Luna menggeleng, matanya tetap fokus memperhatikan manusia silver di depan sana sedang melakukan atraksi akrobat. "Nggak. Aku tadi udah makan roti dua, dibawain Esther."

"Mas Wisnu tuh yang lapar. Kayaknya kurusan. Emang tugasnya banyak banget ya?"

Wisnu memutar stir mobilnya perlahan, menekan sein kiri dan bersiap berbelok. Namun, mobilnya terhenti ketika sebuah motor tiba-tiba memotong jalan dengan seenaknya. Spontan, Wisnu menekan klakson panjang yang membuat semua orang di jalanan menoleh. Si pengendara berlalu begitu saja tanpa merasa bersalah. Luna bisa melihat raut emosi Wisnu, betulan emosi tanpa dibuat-buat.

"Sorry-sorry, itu tadi bikin kaget. Apa tadi? Tugas ya? Mmmm, ya gitu lah, semester tua. Harus cepat-cepat selesaiin tugas besar kalau mau skripsi awal. Soalnya ayah—" Wisnu mendadak diam. Kebiasaan tak pernah berbohong membuatnya hampir saja mengatakan hal-hal yang seharusnya tak ia ceritakan. Bukan berbohong, tapi Wisnu hanya belum siap menceritakan tentang rencana ayahnya yang menyuruh Wisnu untuk melanjutkan studi S2 nya di Jerman.

"Hm? Kenapa?"

"O-oh, nggak, gak papa. Nah udah sampai. Yuk turun?"

"Okeiiii~"

Luna dan Wisnu adalah dua dari sekian banyak orang yang selalu berlangganan di perpustakaan kota. Mereka berdua bahkan sengaja membuat kartu member supaya lebih mudah untuk meminjam buku disini. Jika diingat, pertemuan pertama mereka bukan di halte dekat kampus sewaktu hujan sore itu. Tapi disini, di perpustakaan kota.

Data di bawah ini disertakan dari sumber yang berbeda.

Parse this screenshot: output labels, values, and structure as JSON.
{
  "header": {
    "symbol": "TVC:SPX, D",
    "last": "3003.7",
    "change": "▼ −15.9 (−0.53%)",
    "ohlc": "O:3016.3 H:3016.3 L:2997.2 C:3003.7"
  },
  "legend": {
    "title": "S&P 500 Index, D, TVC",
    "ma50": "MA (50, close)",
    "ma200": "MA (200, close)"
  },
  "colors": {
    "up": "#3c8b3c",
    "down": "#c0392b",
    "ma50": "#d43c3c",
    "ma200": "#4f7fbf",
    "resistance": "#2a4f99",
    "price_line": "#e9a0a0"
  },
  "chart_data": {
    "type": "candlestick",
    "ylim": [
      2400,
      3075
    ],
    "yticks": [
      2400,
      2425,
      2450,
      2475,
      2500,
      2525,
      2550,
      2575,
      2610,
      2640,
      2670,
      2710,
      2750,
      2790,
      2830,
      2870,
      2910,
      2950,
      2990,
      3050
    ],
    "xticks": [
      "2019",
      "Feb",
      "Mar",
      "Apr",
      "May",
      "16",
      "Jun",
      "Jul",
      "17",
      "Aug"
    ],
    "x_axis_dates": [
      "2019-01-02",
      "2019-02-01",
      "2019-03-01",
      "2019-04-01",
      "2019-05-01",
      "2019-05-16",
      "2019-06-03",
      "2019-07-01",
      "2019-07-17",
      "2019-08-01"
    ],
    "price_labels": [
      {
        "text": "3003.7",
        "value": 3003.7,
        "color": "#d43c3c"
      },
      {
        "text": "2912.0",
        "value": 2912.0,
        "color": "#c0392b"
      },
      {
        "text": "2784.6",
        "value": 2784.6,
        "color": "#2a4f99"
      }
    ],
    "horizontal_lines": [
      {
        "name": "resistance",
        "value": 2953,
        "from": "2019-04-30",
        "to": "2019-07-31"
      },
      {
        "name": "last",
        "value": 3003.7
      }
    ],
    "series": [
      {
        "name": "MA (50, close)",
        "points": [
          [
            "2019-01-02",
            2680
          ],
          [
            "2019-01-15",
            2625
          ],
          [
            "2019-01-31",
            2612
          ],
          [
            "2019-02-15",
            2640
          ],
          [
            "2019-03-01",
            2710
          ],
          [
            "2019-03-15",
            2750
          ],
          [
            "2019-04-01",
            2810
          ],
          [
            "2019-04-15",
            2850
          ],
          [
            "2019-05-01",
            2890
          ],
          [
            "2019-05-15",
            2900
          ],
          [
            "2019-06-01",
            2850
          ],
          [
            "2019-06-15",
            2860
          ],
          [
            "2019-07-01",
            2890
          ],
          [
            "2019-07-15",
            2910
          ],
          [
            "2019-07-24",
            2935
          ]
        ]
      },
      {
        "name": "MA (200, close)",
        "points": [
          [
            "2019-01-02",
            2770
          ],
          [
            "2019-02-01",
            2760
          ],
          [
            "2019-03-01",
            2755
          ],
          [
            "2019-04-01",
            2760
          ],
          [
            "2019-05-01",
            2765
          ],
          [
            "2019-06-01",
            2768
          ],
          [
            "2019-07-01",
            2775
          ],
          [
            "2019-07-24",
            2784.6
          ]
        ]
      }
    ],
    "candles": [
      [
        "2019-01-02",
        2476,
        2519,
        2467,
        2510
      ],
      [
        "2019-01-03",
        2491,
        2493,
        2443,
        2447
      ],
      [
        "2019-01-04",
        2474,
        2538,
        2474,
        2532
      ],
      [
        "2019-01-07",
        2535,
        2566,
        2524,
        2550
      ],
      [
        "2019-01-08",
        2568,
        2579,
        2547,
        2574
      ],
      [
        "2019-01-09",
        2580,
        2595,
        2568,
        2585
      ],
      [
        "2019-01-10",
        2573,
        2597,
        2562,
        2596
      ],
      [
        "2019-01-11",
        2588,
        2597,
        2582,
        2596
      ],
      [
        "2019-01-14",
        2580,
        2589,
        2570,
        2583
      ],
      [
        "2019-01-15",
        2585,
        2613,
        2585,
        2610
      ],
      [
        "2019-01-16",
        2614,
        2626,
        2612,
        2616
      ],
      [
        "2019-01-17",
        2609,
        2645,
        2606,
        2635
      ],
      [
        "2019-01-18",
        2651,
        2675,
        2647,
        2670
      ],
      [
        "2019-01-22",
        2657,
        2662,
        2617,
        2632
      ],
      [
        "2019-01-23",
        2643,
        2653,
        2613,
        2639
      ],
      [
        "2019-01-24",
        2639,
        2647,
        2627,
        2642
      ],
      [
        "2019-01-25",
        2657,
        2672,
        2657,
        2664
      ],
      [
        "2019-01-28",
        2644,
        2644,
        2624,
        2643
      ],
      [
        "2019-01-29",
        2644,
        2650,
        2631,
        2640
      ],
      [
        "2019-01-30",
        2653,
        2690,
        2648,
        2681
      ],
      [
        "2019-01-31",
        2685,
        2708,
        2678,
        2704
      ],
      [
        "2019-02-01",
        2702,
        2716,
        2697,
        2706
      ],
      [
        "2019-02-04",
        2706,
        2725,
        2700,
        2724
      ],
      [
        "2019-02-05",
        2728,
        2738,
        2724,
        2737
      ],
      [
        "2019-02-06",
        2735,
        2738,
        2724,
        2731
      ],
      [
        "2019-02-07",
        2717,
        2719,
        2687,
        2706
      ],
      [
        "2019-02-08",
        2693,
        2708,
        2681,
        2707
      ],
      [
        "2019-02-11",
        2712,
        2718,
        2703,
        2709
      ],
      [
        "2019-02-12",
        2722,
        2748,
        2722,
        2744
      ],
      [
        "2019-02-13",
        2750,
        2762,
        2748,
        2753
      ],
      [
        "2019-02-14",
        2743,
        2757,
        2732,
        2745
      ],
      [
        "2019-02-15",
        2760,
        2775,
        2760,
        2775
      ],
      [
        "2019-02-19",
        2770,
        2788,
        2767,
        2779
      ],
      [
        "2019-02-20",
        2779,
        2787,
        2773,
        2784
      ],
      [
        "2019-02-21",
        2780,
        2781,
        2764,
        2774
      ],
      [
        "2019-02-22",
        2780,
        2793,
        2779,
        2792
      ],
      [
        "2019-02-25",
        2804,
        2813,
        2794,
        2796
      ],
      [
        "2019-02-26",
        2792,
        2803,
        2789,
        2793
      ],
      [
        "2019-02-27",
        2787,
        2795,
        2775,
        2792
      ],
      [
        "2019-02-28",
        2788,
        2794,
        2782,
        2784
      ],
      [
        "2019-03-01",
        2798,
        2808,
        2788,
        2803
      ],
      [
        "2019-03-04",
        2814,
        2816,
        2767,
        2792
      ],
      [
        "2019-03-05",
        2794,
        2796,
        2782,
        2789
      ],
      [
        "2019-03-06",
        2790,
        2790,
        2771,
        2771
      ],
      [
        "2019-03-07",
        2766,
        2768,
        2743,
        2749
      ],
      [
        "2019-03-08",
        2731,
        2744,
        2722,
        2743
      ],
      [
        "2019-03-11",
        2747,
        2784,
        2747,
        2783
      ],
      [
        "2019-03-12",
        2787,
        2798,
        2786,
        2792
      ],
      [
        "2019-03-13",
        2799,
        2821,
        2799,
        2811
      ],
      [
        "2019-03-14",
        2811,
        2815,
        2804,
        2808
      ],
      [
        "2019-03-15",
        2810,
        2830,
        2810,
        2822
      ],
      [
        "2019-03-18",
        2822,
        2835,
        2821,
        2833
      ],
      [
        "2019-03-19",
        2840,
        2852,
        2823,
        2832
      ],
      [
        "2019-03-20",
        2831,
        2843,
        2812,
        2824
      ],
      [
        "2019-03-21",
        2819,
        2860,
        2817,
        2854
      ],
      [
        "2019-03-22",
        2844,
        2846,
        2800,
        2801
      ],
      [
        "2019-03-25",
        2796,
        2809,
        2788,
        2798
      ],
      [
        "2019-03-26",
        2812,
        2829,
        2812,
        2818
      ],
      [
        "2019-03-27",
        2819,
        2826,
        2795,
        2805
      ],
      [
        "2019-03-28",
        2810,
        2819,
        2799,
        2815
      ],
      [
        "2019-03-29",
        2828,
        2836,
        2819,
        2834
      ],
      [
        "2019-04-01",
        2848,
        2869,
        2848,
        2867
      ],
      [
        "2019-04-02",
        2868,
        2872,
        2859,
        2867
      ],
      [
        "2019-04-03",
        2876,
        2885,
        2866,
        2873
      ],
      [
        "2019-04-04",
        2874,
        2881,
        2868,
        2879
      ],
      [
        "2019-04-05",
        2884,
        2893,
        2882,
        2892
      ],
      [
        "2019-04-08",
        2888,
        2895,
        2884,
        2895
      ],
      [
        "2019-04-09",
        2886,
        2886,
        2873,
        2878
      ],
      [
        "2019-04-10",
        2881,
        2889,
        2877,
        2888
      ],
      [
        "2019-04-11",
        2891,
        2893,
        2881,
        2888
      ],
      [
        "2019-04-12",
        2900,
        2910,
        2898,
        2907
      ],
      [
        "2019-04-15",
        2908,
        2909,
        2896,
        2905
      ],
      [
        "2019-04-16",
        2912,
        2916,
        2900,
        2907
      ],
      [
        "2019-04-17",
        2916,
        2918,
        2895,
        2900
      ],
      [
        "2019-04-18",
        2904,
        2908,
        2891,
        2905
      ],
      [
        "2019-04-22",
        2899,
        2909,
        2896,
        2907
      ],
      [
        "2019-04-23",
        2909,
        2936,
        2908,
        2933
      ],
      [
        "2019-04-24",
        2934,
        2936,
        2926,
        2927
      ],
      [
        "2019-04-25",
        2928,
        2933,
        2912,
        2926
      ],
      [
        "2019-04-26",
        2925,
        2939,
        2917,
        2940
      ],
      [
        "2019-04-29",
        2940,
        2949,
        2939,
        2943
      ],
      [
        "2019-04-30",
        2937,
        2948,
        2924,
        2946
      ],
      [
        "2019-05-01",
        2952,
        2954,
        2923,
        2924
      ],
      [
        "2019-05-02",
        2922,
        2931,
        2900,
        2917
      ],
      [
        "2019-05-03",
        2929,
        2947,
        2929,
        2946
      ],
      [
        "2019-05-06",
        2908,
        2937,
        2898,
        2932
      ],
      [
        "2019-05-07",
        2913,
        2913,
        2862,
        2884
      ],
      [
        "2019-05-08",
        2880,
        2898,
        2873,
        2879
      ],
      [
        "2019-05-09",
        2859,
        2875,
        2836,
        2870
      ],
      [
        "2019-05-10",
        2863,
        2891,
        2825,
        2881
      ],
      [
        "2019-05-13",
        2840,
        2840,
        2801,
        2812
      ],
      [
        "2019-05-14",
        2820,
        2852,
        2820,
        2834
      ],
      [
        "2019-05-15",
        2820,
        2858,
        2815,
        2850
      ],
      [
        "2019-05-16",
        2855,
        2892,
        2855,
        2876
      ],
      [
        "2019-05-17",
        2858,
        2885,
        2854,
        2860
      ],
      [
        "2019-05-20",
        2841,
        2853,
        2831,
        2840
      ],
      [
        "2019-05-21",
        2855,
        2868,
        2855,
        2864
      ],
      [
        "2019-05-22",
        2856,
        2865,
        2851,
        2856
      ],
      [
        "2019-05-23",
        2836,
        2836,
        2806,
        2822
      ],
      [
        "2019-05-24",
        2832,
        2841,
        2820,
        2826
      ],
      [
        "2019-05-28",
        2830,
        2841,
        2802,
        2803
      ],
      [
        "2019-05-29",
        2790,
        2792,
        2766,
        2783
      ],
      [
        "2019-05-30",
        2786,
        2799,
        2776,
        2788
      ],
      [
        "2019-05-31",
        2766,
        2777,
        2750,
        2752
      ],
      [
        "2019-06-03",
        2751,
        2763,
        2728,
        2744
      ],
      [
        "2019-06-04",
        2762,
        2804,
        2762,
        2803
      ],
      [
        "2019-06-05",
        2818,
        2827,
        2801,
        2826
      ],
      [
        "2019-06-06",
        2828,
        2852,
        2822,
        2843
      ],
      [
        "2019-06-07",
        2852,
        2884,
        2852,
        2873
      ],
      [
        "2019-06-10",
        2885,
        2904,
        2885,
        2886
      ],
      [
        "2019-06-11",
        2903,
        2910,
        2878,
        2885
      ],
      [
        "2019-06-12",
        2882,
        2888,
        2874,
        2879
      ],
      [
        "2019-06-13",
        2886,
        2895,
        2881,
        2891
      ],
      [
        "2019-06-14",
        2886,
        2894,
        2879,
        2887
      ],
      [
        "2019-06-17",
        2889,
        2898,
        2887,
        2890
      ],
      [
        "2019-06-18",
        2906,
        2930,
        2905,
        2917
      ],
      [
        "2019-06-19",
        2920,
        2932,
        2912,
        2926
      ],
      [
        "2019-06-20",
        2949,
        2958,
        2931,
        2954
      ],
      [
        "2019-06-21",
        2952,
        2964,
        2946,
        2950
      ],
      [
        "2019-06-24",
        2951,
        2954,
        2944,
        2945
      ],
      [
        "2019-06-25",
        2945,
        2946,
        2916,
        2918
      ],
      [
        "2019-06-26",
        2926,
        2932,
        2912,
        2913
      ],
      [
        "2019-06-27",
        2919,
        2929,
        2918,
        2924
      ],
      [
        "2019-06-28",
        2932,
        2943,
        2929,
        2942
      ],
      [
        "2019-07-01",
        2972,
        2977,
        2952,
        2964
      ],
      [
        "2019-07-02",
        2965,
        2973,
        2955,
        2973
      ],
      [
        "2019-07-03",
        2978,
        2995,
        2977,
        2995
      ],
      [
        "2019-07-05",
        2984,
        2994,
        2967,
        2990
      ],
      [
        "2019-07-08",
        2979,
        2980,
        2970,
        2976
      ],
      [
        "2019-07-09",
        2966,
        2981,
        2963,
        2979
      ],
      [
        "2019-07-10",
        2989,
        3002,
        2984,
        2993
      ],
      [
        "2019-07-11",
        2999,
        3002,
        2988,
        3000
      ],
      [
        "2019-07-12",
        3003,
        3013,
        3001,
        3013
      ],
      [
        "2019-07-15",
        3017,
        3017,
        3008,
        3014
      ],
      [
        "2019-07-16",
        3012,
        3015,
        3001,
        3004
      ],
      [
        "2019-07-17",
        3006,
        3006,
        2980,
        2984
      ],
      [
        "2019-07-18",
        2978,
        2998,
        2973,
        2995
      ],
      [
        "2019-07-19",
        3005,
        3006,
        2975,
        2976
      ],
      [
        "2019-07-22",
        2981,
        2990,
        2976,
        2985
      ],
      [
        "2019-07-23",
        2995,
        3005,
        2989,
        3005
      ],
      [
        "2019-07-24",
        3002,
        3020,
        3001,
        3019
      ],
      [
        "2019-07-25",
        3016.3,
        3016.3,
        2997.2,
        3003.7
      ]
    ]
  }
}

"Aku pertama kali lihat kamu disini. Di meja dekat jendela, lagi baca bukunya Pramoedya Ananta Toer," ucap Wisnu sembari menatap sang gadis. Senyumnya merekah, begitu mengingat betul bagaimana waktu itu Luna seperti robot yang haus akan pengetahuan sejarah.

"Tapi aku gak tahu, aku ingatnya pertama ketemu di halte."

Tangan Wisnu menarik pergelangan Luna dengan lembut. Menuntunnya ke arah meja pojok yang lebih besar dari meja-meja dekat jendela. Suasana hening tapi hidup adalah suasana yang paling Luna senangi. Mereka semua, orang-orang yang sedang membaca buku disini, punya kegemaran yang sama dengan Luna. Memberi arti bahwa tak semua benci membaca. Banyak manusia yang mungkin kurang mengerti akan betapa spektakulernya sebuah buku yang mampu  mengantar imajinasi semua orang. Wisnu duduk di depan Luna, mulai menyiapkan kertas dan semua alat-alat perangnya. Sebenarnya, Wisnu sibuk dengan kuliahnya. Ditambah dengan tuntutan sang ayah yang kerap kali membuat pemuda itu sulit hanya sekedar untuk nongkrong di warung kopi. Tenaganya sudah habis diforsir, bahkan kemarin lusa, Wisnu sempat mimisan dan asam lambung karena sering melupakan makan. Luna tahu? Sekedar tahu kalau Wisnu sakit tapi tak tahu apa yang membuat si pujaan sampai terkulai. Ini juga yang menjadi alasan kenapa Wisnu tiba-tiba mengajak Luna ke perpustakaan kota.